Neutron radiography experiment to visualize electrode wetting operando in a flow cell. (a) Scheme of the in-plane neutron imaging where untreated and taurine-treated (×50) electrodes, separated by a dense PTFE film, are enclosed by flow-by flow fields and plastic housing in a flow cell setup. (b) Water thickness and saturation of untreated and taurine-treated (×50) cloth electrodes over time where the electrolyte velocity in flow channels is increasing in stages. A snapshot of each velocity zone is given on top of the graph where yellow depicts dry areas and blue depicts the electrolyte.
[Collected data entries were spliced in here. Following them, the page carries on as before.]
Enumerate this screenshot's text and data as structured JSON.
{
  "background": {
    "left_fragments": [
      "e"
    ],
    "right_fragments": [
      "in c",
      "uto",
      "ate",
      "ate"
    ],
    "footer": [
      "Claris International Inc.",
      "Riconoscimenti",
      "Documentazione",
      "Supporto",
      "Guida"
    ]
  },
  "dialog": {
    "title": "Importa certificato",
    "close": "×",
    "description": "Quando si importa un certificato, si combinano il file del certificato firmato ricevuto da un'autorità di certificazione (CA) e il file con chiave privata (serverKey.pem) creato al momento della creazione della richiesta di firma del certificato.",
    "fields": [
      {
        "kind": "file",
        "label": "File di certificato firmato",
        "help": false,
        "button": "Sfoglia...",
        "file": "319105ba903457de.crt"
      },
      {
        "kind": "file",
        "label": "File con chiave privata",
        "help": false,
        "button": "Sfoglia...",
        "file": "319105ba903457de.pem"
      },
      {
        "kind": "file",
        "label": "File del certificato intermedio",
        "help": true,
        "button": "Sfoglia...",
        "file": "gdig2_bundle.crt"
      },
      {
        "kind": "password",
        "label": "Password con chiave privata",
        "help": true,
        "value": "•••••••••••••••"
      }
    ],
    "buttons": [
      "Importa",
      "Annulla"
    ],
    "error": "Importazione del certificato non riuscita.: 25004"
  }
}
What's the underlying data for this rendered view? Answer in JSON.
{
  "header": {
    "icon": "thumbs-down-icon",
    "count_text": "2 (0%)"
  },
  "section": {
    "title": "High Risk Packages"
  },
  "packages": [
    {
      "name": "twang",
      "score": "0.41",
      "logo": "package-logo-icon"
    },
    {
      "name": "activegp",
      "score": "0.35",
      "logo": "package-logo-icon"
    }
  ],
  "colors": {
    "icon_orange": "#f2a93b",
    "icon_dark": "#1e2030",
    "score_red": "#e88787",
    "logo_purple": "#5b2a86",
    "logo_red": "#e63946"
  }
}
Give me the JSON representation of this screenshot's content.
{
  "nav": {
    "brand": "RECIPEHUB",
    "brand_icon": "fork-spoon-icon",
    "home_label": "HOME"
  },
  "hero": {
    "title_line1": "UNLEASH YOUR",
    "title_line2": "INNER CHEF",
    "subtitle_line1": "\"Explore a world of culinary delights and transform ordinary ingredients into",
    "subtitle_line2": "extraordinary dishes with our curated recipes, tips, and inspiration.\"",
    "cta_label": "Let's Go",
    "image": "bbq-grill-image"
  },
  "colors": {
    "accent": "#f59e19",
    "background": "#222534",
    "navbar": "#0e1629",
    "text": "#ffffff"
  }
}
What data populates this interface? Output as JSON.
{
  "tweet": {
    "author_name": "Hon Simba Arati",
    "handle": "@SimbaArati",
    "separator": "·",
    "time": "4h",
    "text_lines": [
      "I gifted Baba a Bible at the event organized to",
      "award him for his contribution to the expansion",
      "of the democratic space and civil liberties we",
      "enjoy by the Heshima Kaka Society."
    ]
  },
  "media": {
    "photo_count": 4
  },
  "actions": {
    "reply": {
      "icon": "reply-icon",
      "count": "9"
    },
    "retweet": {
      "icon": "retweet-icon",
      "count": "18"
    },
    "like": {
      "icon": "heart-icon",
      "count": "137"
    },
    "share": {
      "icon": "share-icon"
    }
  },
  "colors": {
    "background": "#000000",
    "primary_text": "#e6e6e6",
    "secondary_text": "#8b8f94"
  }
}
So far, we have demonstrated the improvements of taurine-treated electrodes for aqueous electrolytes in terms of activity and wettability. Next to these performance metrics, the stability of electrode interfaces under the aggressive electrochemical environment plays a critical role. If the interaction between the anchored functionality and the substrate is not strong enough (e.g., weak interactions as opposed to a covalent bond), the electrode functionality can be lost or negatively impacted over a lifetime.[15,56] Thus, it is critical to assess the stability of the electrodes for prolonged operation. We performed preliminary electrode stability measurements using the single-electrolyte flow cell configuration under open-circuit potential (OCV) and applied voltage conditions (see the Supporting Information—Stability tests). We utilize impedance spectroscopy to monitor the variations of ohmic, charge transfer, and mass transfer resistances over 80 h. The overall resistance of the untreated electrode increases from ∼3 to ∼4.3 Ω cm2 after ca. 40 h. On the contrary, the taurine-treated electrodes feature a stable resistance (∼1.6 Ω cm2) over the entire duration of the experiment, which reveals a protective effect of the taurine layer (see Figure S10). Among the cell resistances, we find that, over time, the charge transfer resistance experiences the largest relative increase, which suggests that either the surface chemistry or the available surface area of the electrodes varies during operation. We hypothesize that the covalent bonding of taurine on carbon electrodes and its hydrophilic nature may protect the electrodes against local variations in the electrolyte available area and localized extreme currents that might induce further degradation. Although beyond the scope of this work, future studies should determine the mechanism preventing corrosion to enable the bottom-up design of protective coating layers.

Conclusions

In this work, we have introduced a facile and versatile surface modification strategy based on electrografting of taurine to functionalize porous carbonaceous electrodes for use in RFBs. We performed a suite of spectroscopic, hydrodynamic, and electrochemical measurements to correlate surface properties of the functionalized electrodes with key performance metrics in flow batteries with an iron electrolyte. We revealed that the taurine coating increases the kinetic rate for iron (III) reduction on flat carbon surfaces by an order of magnitude (12.3 × 10–5 vs 1.84 × 10–5 cm s–1) while improving mass transport for porous electrodes by decreasing the mass transfer resistance by ∼25% at an electrolyte velocity of 1.5 cm s–1. The wetting behavior of the treated and untreated electrodes was investigated with operando neutron imaging, where spontaneous imbibition of the taurine-treated electrode has been observed, motivating its use for aqueous electrolytes and operation at lower flow rates. The flow cell results with a single iron redox couple motivate further research in electrografting as a surface modification strategy for all-iron, iron–chromium, and vanadium flow batteries. Electrografting emerges as a promising technique to design tailored and controlled functional interfaces in porous electrodes to tackle ubiquitous challenges in electrochemical reactors related to sluggish kinetics, incomplete wettability, and suppressing undesired reactions.